Force is one of the central phenomena in physics. Its classic definition relates to the acceleration that a moving body experiences as a result of its action. In addition to acceleration, forces also cause deformations on bodies on which they act.

Mathematically speaking, forces are vectors. That is, they have an amount and a direction. A force that causes a body to move in its effective direction does work.

Relationship between force and energy

For the application of such forces, therefore, energy is necessary, which is supplied to the accelerated or deformed body. For example, a force can compress a spring, absorbing energy that it releases when the force is released. Like a number of other specific forces, this force has a special name in physics: the spring force or tension force.

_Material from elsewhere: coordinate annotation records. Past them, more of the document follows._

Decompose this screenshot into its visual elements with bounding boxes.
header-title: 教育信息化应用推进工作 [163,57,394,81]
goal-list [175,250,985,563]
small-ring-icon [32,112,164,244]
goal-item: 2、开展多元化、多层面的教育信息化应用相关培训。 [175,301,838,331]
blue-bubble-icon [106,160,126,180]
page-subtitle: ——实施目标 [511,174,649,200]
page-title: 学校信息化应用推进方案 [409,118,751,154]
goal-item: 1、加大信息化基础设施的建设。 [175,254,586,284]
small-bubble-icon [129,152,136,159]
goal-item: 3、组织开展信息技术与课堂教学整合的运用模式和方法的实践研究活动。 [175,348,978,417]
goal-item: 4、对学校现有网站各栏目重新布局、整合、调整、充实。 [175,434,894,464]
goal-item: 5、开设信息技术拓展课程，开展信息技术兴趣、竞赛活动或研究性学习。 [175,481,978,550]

However, not all forces are associated with an exchange of energy. Forces that do not do any work are, for example, holding forces that prevent movement, but also managers because the direction of force is perpendicular to the direction of movement. For this reason, bridges are usually supported on rollers, at least on one side, because such a floating bearing is only used by executives, neglecting the friction.

The unity of power

The international system of units measures force in Newtons, which is a composite unit made up of the basic units kilogram, meter and second. The definition is:

In formulas, forces are usually noted with a capital F, for example:

F - acceleration force 8716
m - mass [kg]
a - acceleration [m / s2]

Effect of a force

The effect of a force can manifest itself in different ways:

  • A force can change the direction of movement of a body
  • A force can change the speed of a body
  • Forces can deform other objects on impact, for example
  • A force acts in a certain direction (keyword: vector)

Types of forces

The history of force as a physical unit

The Englishman Sir Isaac Newton introduced the modern concept of force in physics in the 17th century with his three laws of motion. He recognized force as the cause of the change in the state of motion of a body, which is reflected in his definition of force as a change in momentum over time. The significant insight can also be traced back to Newton. that every force that one body exerts on another causes an equal but opposite counterforce. This is the basis of statics, which calculates loads in structures using the balance of the acting forces.

The balance of power

For the consideration of the balance of forces, their vector property is important. There is an equilibrium of forces when the vector sum of all external forces on a body is zero.

∑Fi = 0 The sum of all forces results in zero

You can visualize this in a two-dimensional model by entering the forces as arrows, the length of which corresponds to the magnitude of the force. If you join these arrows so that one end of the arrow comes to rest at the tip of another, a closed polygon is the result of an equilibrium of forces.


Forces at one point (left) are merged into a polygon (right) => equilibrium of forces

In the equilibrium of forces, a body does not change its state of motion, that is, it is at rest or moves with unchanged speed and direction. The state of motion does not change even with a circular motion with a constant rotational speed, although it represents a uniformly accelerated motion. But even with rotation, the centripetal force, which forces the body into the circular path, always acts perpendicular to the direction of movement.